Thanks for the link. Looks like it could work. I can't imagine there is much kick using 38's in a medium frame 4 or 6" 357 revolver.

Now I just need to decide if I want to get a 22 or just get a 357 and practice with 38's. The 357 would cost roughly double what the 22 would. But the 357 could be used has an HD gun where the 22 really can't......I mean it could but it's not what I would want to grab if I really needed to protect the family. I'm drawn to the 357 revolvers.....don't know why. Just something about the simplicity and utility of a good revolver. But if (IF) I want to compete with these guys I don't think I could use a revolver if they are shooting 22's or 45's.

Decisions, decisions.........


----------



## PanaDP (Jul 20, 2007)

Fred40 said:


> Thanks for the link. Looks like it could work. I can't imagine there is much kick using 38's in a medium frame 4 or 6" 357 revolver.
> 
> Now I just need to decide if I want to get a 22 or just get a 357 and practice with 38's. The 357 would cost roughly double what the 22 would. But the 357 could be used has an HD gun where the 22 really can't......I mean it could but it's not what I would want to grab if I really needed to protect the family. I'm drawn to the 357 revolvers.....don't know why. Just something about the simplicity and utility of a good revolver. But if (IF) I want to compete with these guys I don't think I could use a revolver if they are shooting 22's or 45's.
> 
> Decisions, decisions.........


Is shooting speed a factor? I'm guessing not if the guys shooting .22s are in the same class as the guys shooting .45s. If that is the case, revolvers can be shot very accurately.


----------



## Fred40 (Jan 7, 2008)

Ok......call me stupid. I just figured out these guys are all "Bullseye" shooters....AKA "Conventional Pistol Competition". 

It's all one handed shooting. 50ft indoor, 25 & 50 yards outdoor. Both slow shooting and speed shooting. The "bullseye" is about the size of the bottom of a coffee can at 50 yards and these guys hit it shooting 45's one handed. Sounds like an expensive hobby if you get serious about it. No "off the shelf" 45's here.


----------



## babs (Nov 30, 2007)

And the fact you're telling us about it means you were successful at it. hehe.. Congratulations!!! The more you shoot, the more fun it is.. Just remember the rules.. Ah you probably know them but what the heck, I got 'em saved so I'll post 'em here just for giggles. :mrgreen:

RULE I:
ALL GUNS ARE ALWAYS LOADED.. Period!

RULE II:
NEVER LET THE MUZZLE COVER ANYTHING YOU ARE NOT WILLING TO DESTROY

RULE III:
KEEP YOUR FINGER OFF THE TRIGGER UNTIL YOUR SIGHTS ARE ON THE TARGET

RULE IV:
BE SURE OF YOUR TARGET AND WHAT'S BEHIND IT


----------



## PanaDP (Jul 20, 2007)

Fred40 said:


> Ok......call me stupid. I just figured out these guys are all "Bullseye" shooters....AKA "Conventional Pistol Competition".
> 
> It's all one handed shooting. 50ft indoor, 25 & 50 yards outdoor. Both slow shooting and speed shooting. The "bullseye" is about the size of the bottom of a coffee can at 50 yards and these guys hit it shooting 45's one handed. Sounds like an expensive hobby if you get serious about it. No "off the shelf" 45's here.

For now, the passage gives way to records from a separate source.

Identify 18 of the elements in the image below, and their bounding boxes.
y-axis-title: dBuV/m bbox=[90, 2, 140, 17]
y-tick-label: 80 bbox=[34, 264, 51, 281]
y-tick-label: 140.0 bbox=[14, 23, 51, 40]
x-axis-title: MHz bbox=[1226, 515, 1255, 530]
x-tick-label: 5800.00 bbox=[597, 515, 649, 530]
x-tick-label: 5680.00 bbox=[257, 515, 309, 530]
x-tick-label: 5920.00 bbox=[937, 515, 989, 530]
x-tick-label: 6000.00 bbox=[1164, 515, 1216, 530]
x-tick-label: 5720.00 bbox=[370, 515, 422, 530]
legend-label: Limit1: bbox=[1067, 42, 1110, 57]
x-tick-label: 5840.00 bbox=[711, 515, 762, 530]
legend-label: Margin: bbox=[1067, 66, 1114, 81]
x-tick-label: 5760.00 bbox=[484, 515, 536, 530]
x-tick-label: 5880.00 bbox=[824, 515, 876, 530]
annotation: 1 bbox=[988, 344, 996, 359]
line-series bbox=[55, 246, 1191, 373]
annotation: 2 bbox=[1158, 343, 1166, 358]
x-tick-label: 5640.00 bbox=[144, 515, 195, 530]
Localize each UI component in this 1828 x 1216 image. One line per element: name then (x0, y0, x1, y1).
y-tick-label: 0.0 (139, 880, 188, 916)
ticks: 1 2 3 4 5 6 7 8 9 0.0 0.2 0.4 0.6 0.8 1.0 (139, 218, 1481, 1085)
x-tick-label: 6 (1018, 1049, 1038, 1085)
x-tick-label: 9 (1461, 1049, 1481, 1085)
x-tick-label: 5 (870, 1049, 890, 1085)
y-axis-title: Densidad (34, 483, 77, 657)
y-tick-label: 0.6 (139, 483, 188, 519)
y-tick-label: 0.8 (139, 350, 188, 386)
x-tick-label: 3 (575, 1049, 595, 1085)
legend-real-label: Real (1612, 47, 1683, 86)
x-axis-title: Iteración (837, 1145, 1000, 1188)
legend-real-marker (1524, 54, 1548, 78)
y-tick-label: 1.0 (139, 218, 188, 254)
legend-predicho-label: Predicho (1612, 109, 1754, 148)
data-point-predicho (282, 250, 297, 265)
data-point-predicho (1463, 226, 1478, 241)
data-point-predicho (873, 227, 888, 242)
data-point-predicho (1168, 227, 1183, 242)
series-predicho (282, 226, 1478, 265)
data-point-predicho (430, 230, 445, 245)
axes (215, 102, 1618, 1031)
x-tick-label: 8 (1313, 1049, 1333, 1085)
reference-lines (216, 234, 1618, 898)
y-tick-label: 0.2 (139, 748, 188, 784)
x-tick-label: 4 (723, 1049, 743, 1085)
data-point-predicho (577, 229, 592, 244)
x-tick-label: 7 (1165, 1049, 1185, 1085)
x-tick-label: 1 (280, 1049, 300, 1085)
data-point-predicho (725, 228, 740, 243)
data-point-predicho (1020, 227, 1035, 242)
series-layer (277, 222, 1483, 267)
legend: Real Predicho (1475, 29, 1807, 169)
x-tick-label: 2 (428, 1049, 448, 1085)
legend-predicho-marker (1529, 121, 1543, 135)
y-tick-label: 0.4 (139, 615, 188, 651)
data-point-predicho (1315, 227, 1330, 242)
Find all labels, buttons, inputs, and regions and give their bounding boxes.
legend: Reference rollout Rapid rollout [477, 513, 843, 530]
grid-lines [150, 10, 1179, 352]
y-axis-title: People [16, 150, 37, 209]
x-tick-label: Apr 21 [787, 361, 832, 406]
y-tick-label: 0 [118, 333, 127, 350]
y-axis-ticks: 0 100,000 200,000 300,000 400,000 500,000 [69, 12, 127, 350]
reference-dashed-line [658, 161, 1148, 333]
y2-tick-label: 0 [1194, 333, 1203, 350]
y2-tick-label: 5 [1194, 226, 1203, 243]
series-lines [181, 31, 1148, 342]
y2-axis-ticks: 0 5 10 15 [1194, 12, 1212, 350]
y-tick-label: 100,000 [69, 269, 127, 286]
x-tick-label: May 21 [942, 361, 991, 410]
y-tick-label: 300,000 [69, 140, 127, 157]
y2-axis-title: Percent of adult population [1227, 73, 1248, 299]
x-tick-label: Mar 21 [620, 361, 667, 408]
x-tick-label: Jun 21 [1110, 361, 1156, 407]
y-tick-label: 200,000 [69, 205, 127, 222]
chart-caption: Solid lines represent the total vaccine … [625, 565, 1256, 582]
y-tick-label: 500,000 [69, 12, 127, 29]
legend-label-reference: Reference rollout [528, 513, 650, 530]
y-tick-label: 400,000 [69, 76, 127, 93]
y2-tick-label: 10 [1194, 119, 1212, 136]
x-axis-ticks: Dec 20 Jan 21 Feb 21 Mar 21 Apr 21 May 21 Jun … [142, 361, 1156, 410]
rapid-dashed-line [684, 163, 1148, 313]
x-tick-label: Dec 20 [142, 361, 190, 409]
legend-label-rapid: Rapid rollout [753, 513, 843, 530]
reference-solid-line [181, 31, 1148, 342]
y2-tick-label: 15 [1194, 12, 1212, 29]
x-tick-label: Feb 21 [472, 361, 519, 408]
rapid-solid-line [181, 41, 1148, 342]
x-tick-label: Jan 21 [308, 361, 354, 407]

I see no reason why someone couldn't be very competitive with a nice 4-6 inch double action revolver in competition like that.


----------



## Wyatt (Jan 29, 2008)

I have an S&W 686 4" and I shoot mostly 38's through it, just enough of the magnum loads to stay sharp with the HD round. It's a great gun and quite accurate actually. Fun to shoot too. I know pistols are all the rage and I own a nice one, but revolvers have their own different kind of cool. There's a timeless beauty to a good revolver.


----------



## TOF (Sep 7, 2006)

Fred40 said:


> Would a .357 revolver shooting 38's qualify?
> 
> I'm in a small town in northern Michigan.....but not UP northern.


Yes. .38 special should yield 800 FPS give or take a bit

:smt1099


----------



## JeffWard (Aug 24, 2007)

Somthing tells me MY Buck Mark would not qualify???

Aren't CCI Blazer Hyper Velocity 22LRs out of a 7.25" barrel a LITTLE quicker than 850fps???

Just guessing.

JW


----------



## Mike Barham (Mar 30, 2006)

PanaDP said:


> I see no reason why someone couldn't be very competitive with a nice 4-6 inch double action revolver in competition like that.


Revolvers haven't been seen in conventional pistol is decades, and are simply not competitive in that game. They are more difficult to use than autos, especially in the Rapid Fire stage, because they must be thumb-cocked for each shot. This is not only slow, but it means the shooter's grip must be readjusted after every shot, often leading to inconsistency in a game that values consistency above everything else.

Still, if one is not taking competition seriously, a good 4" .357 revolver is a great first gun.


----------



## gmaske (Jan 7, 2008)

You just can't beat a Smith & Wesson 586 or 686 revolver. My first new to me hand gun was a 6" 586 and it is a tack driving sun of a gun with the right .38 special ammo and the weight will negate a chunk of the recoil. If I was to do it over I think I'd be happier with a 4" barrel just for the handiness. I hear tell that the Ruger double action revolver is a keeper too!
The Ruger Mark I, II, and III .22 pistols are wonderful and cheap to shoot. Browning has a sweet .22 simiauto target type pistol too.


----------



## Fred40 (Jan 7, 2008)

The competition requires a 22, then a 32 or greater and then a .45ACP. A revolver could be used but would handicap you during the rapid fire portion. Virtually everyone shoots just two guns instead of three (using the .45ACP for both the middle portion of the competition in addition to using it during the required .45ACP portion).

The most popular 22 is the S&W 41 which goes for around $900. And custom _accurized_ 1911's that probably start at $1500 and go up from there.

Scopes (Both Red Dot and traditional) are allowed, but no lasers.

The goal is to shoot a 2700 in the completion (90 shots during each portion) with each bullseye hit being worth 10 points. A score of 2700 has never been accomplished. In fact a perfect 900 on a single portion has never been shot....but some have come very close. Oh I was wrong earlier.....the bullseye is 3.3 inches at 50 yards! With the x ring being only 1.7 inches at 50 yards.....shooting standing up.....with one hand.


----------